## Sum of Two Squares

**Theorem:** Every prime $p = 1 \pmod{4}$ is a sum of two squares.

**Proof:** Let $p = 4 m + 1$. By Wilson’s Theorem, $n = (2 m)!$ is a square root
of -1 modulo $p$.
(Alternatively, if $g$ is a primitive root of $\mathbb{Z}_p^*$ we
may take $n = g^m$.)

Thus $p | n^2 + 1 = (n + i)(n - i)$. Therefore $p$ is not irreducible, because it does not divide either of these factors.

Or is it? We overlooked a detail: how do we know primes and irreducibles are the same thing in $\mathbb{Z}[i]$?

We answer this by showing $\mathbb{Z}[i]$ is euclidean with respect to the norm $N(x+y i ) = x^2 + y^2$. That is, for any $a,b \in \mathbb{Z}[i]$ and $b$ nonzero, we find $q,r \in \mathbb{Z}[i]$ with $a = b q + r $ and $N(r) \lt N(b)$.

We find $q$ with $N(a / b - q) \lt 1$ via a geometric argument. The gaussian integers form a lattice, and $a / b$ lies within norm 1 of at least one of the points on this lattice, and we can take any of them to be $q$.

Thus $\mathbb{Z}[i]$ is euclidean and hence a UFD, so all irreducibles are prime.

Now we’re sure $p$ is reducible, namely $p = (a+b i)(c + d i)$ for nonunits $a + b i, c + d i$. Taking norms gives $p^2 = (a^2 + b^2)(c^2 + d^2)$. Since neither factor of $p$ has norm 1, we conclude that $p = a^2 + b^2 = c^2 + d^2∎$

Armed with this result, we can now easily describe the units and primes of $\mathbb{Z}[i]$. The units are simply $\pm 1, \pm i$, by considering elements of norm 1. As for the primes, if $p = 3 \pmod{4}$ is a prime in $\mathbb{Z}[i]$ then it is also prime in $\mathbb{Z}[i]$ since in this case $p$ cannot be the sum of two squares. Also if $a^2 + b^2$ is prime, then $a + b i$ is also a prime.
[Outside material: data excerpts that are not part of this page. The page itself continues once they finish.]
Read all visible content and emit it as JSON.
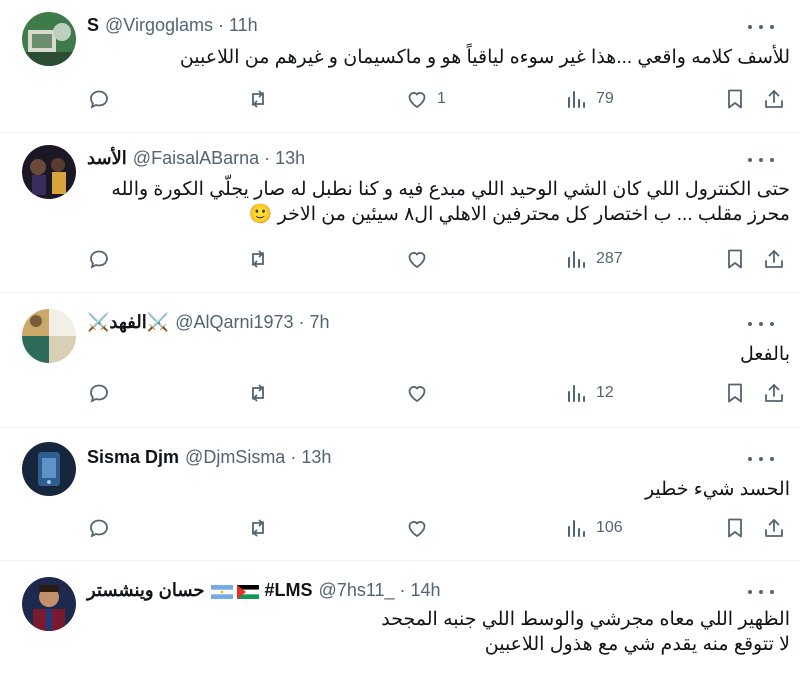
{
  "tweets": [
    {
      "name": "S",
      "handle": "@Virgoglams",
      "time": "11h",
      "lines": [
        "للأسف كلامه واقعي ...هذا غير سوءه لياقياً هو و ماكسيمان و غيرهم من اللاعبين"
      ],
      "reply_count": "",
      "retweet_count": "",
      "like_count": "1",
      "view_count": "79"
    },
    {
      "name": "الأسد",
      "handle": "@FaisalABarna",
      "time": "13h",
      "lines": [
        "حتى الكنترول اللي كان الشي الوحيد اللي مبدع فيه و كنا نطبل له صار يجلّي الكورة والله",
        "محرز مقلب ... ب اختصار كل محترفين الاهلي ال٨ سيئين من الاخر 🙂"
      ],
      "reply_count": "",
      "retweet_count": "",
      "like_count": "",
      "view_count": "287"
    },
    {
      "name": "⚔️الفهد⚔️",
      "handle": "@AlQarni1973",
      "time": "7h",
      "lines": [
        "بالفعل"
      ],
      "reply_count": "",
      "retweet_count": "",
      "like_count": "",
      "view_count": "12"
    },
    {
      "name": "Sisma Djm",
      "handle": "@DjmSisma",
      "time": "13h",
      "lines": [
        "الحسد شيء خطير"
      ],
      "reply_count": "",
      "retweet_count": "",
      "like_count": "",
      "view_count": "106"
    },
    {
      "name": "حسان وينشستر",
      "name_suffix": "#LMS",
      "handle": "@7hs11_",
      "time": "14h",
      "lines": [
        "الظهير اللي معاه مجرشي والوسط اللي جنبه المجحد",
        "لا تتوقع منه يقدم شي مع هذول اللاعبين"
      ]
    }
  ],
  "separator": "·",
  "colors": {
    "text": "#0f1419",
    "muted": "#536471",
    "border": "#eff3f4"
  },
  "icons": [
    "reply-icon",
    "retweet-icon",
    "like-icon",
    "views-icon",
    "bookmark-icon",
    "share-icon",
    "more-icon"
  ]
}
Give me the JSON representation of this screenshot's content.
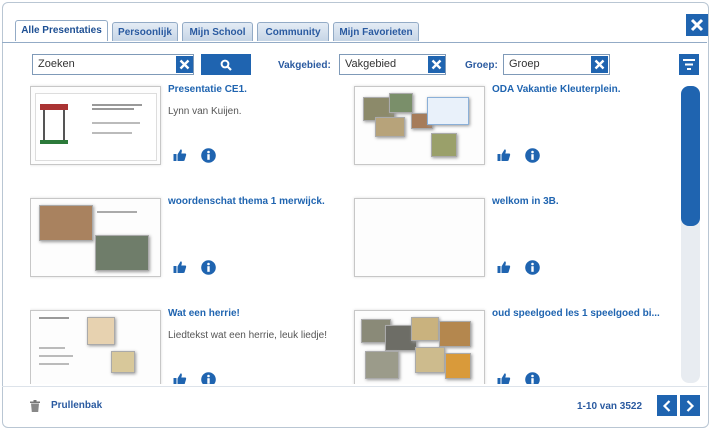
{
  "tabs": [
    "Alle Presentaties",
    "Persoonlijk",
    "Mijn School",
    "Community",
    "Mijn Favorieten"
  ],
  "search": {
    "value": "Zoeken"
  },
  "filters": {
    "vakgebied_label": "Vakgebied:",
    "vakgebied_value": "Vakgebied",
    "groep_label": "Groep:",
    "groep_value": "Groep"
  },
  "items": [
    {
      "title": "Presentatie CE1.",
      "desc": "Lynn van Kuijen."
    },
    {
      "title": "ODA Vakantie Kleuterplein.",
      "desc": ""
    },
    {
      "title": "woordenschat thema 1  merwijck.",
      "desc": ""
    },
    {
      "title": "welkom in 3B.",
      "desc": ""
    },
    {
      "title": "Wat een herrie!",
      "desc": "Liedtekst wat een herrie, leuk liedje!"
    },
    {
      "title": "oud speelgoed les 1 speelgoed bi...",
      "desc": ""
    }
  ],
  "footer": {
    "trash_label": "Prullenbak",
    "pagination": "1-10 van 3522"
  },
  "colors": {
    "accent": "#1f64b0",
    "tab_text": "#2a5aa0"
  },
  "icons": [
    "close-icon",
    "clear-icon",
    "search-icon",
    "menu-icon",
    "thumbs-up-icon",
    "info-icon",
    "trash-icon",
    "chevron-left-icon",
    "chevron-right-icon"
  ]
}
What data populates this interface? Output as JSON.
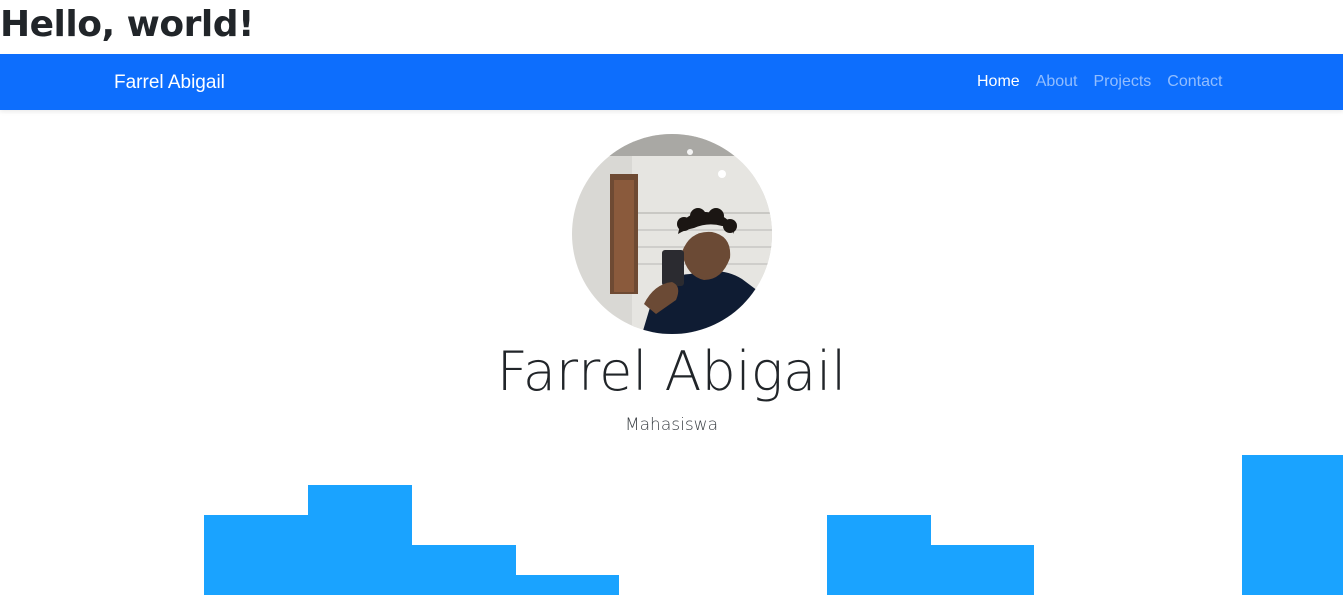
{
  "page": {
    "heading": "Hello, world!"
  },
  "navbar": {
    "brand": "Farrel Abigail",
    "links": [
      {
        "label": "Home",
        "active": true
      },
      {
        "label": "About",
        "active": false
      },
      {
        "label": "Projects",
        "active": false
      },
      {
        "label": "Contact",
        "active": false
      }
    ],
    "background_color": "#0d6efd"
  },
  "hero": {
    "name": "Farrel Abigail",
    "role": "Mahasiswa",
    "avatar_icon": "profile-photo"
  },
  "decoration": {
    "wave_color": "#1aa3ff"
  }
}
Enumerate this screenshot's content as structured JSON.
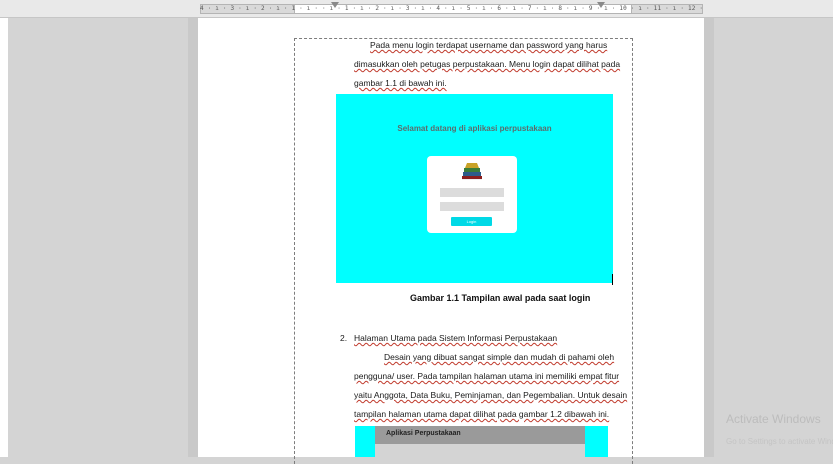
{
  "ruler": {
    "ticks": "4 · ı · 3 · ı · 2 · ı · 1 · ı ·   · ı · 1 · ı · 2 · ı · 3 · ı · 4 · ı · 5 · ı · 6 · ı · 7 · ı · 8 · ı · 9 · ı · 10 · ı · 11 · ı · 12 · ı · 13 · ı ·   · ı · 15 · ı · 16 · ı ·"
  },
  "document": {
    "para1_line1": "Pada menu login terdapat username dan password yang harus",
    "para1_line2": "dimasukkan oleh petugas perpustakaan. Menu login dapat dilihat pada",
    "para1_line3": "gambar 1.1 di bawah ini.",
    "figure1": {
      "title": "Selamat datang di aplikasi perpustakaan",
      "button": "Login"
    },
    "caption1": "Gambar 1.1 Tampilan awal pada saat login",
    "list_number": "2.",
    "list_item": "Halaman Utama pada Sistem Informasi Perpustakaan",
    "para2_line1": "Desain yang dibuat sangat simple dan mudah di pahami oleh",
    "para2_line2": "pengguna/ user. Pada tampilan halaman utama ini memiliki empat fitur",
    "para2_line3": "yaitu Anggota, Data Buku, Peminjaman, dan Pegembalian. Untuk desain",
    "para2_line4": "tampilan halaman utama dapat dilihat pada gambar 1.2 dibawah ini.",
    "figure2": {
      "title": "Aplikasi Perpustakaan"
    }
  },
  "watermark": {
    "title": "Activate Windows",
    "subtitle": "Go to Settings to activate Windows."
  }
}
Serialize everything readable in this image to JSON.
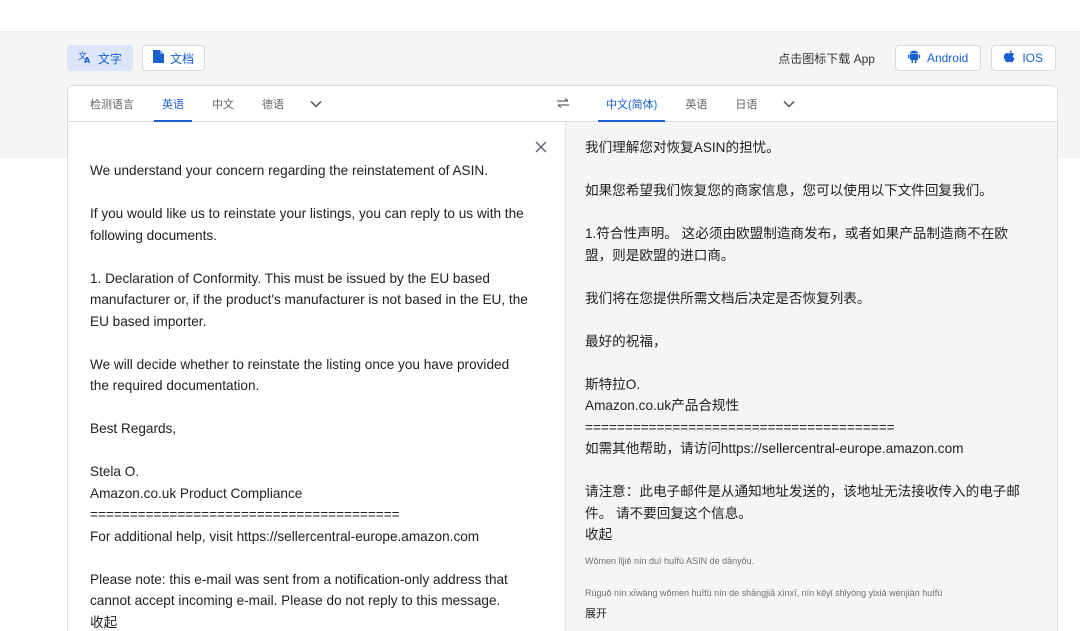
{
  "modes": {
    "text_label": "文字",
    "doc_label": "文档"
  },
  "apps": {
    "hint": "点击图标下载 App",
    "android": "Android",
    "ios": "IOS"
  },
  "source_langs": [
    "检测语言",
    "英语",
    "中文",
    "德语"
  ],
  "target_langs": [
    "中文(简体)",
    "英语",
    "日语"
  ],
  "source": {
    "paragraphs": [
      "We understand your concern regarding the reinstatement of ASIN.",
      "If you would like us to reinstate your listings, you can reply to us with the following documents.",
      "1. Declaration of Conformity. This must be issued by the EU based manufacturer or, if the product's manufacturer is not based in the EU, the EU based importer.",
      "We will decide whether to reinstate the listing once you have provided the required documentation.",
      "Best Regards,"
    ],
    "sig_name": "Stela O.",
    "sig_dept": "Amazon.co.uk Product Compliance",
    "sig_rule": "=======================================",
    "help": "For additional help, visit https://sellercentral-europe.amazon.com",
    "note": "Please note: this e-mail was sent from a notification-only address that cannot accept incoming e-mail. Please do not reply to this message.",
    "collapse": "收起"
  },
  "target": {
    "paragraphs": [
      "我们理解您对恢复ASIN的担忧。",
      "如果您希望我们恢复您的商家信息，您可以使用以下文件回复我们。",
      "1.符合性声明。 这必须由欧盟制造商发布，或者如果产品制造商不在欧盟，则是欧盟的进口商。",
      "我们将在您提供所需文档后决定是否恢复列表。",
      "最好的祝福，"
    ],
    "sig_name": "斯特拉O.",
    "sig_dept": "Amazon.co.uk产品合规性",
    "sig_rule": "=======================================",
    "help": "如需其他帮助，请访问https://sellercentral-europe.amazon.com",
    "note": "请注意：此电子邮件是从通知地址发送的，该地址无法接收传入的电子邮件。 请不要回复这个信息。",
    "collapse": "收起",
    "pinyin_1": "Wǒmen lǐjiě nín duì huīfù ASIN de dānyōu.",
    "pinyin_2": "Rúguǒ nín xīwàng wǒmen huīfù nín de shāngjiā xìnxī, nín kěyǐ shǐyòng yǐxià wénjiàn huífù",
    "expand": "展开"
  },
  "colors": {
    "accent": "#1a5fd3",
    "active_bg": "#dbe6fb",
    "panel_gray": "#f5f5f5"
  }
}
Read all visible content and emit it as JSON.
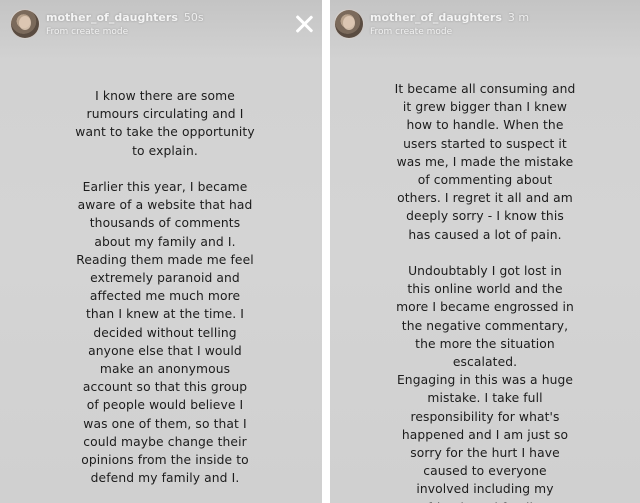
{
  "stories": [
    {
      "username": "mother_of_daughters",
      "time": "50s",
      "subtitle": "From create mode",
      "icon": "avatar",
      "close_icon": "close-icon",
      "text": "I know there are some\nrumours circulating and I\nwant to take the opportunity\nto explain.\n\nEarlier this year, I became\naware of a website that had\nthousands of comments\nabout my family and I.\nReading them made me feel\nextremely paranoid and\naffected me much more\nthan I knew at the time. I\ndecided without telling\nanyone else that I would\nmake an anonymous\naccount so that this group\nof people would believe I\nwas one of them, so that I\ncould maybe change their\nopinions from the inside to\ndefend my family and I."
    },
    {
      "username": "mother_of_daughters",
      "time": "3 m",
      "subtitle": "From create mode",
      "icon": "avatar",
      "text": "It became all consuming and\nit grew bigger than I knew\nhow to handle. When the\nusers started to suspect it\nwas me, I made the mistake\nof commenting about\nothers. I regret it all and am\ndeeply sorry - I know this\nhas caused a lot of pain.\n\nUndoubtably I got lost in\nthis online world and the\nmore I became engrossed in\nthe negative commentary,\nthe more the situation\nescalated.\nEngaging in this was a huge\nmistake. I take full\nresponsibility for what's\nhappened and I am just so\nsorry for the hurt I have\ncaused to everyone\ninvolved including my\nfriends and family."
    }
  ]
}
We claim there are no other primes. To see this, let $\pi = a + b i$ be some prime in $\mathbb{Z}[i]$. Then $N(\pi) = p_1 p_2 ... p_k$ for some primes $p_i$ in $\mathbb{Z}$. This implies $\pi | p$ for some prime $p$ in $\mathbb{Z}$, and hence $N(\pi) = p$ or $N(\pi) = p^2$. In the first case we have $a^2 + b^2 = p$, and in the second, we see that $p / \pi$ is an integer of norm 1 implying that $\pi$ is an associate of $p$. In the latter case, we must have $p = 3 \pmod{4}$ otherwise it would contradict what we proved above.

We can also show that a positive integer is the sum of two squares if and only if it has the form $a^2 b$ where $b$ is squarefree and no prime factors equal to 3 modulo 4. This follows from the algebraic identity $(a^2 + b^2)(c^2 + d^2) = (a d - b c)^2 + (a c + b d)^2$, and the fact that the existence of nontrivial solutions of $x^2 + y^2 = 0 \bmod p$ implies we can find a square root of -1 modulo $p$, which is impossible if $p = 3 \bmod 4$.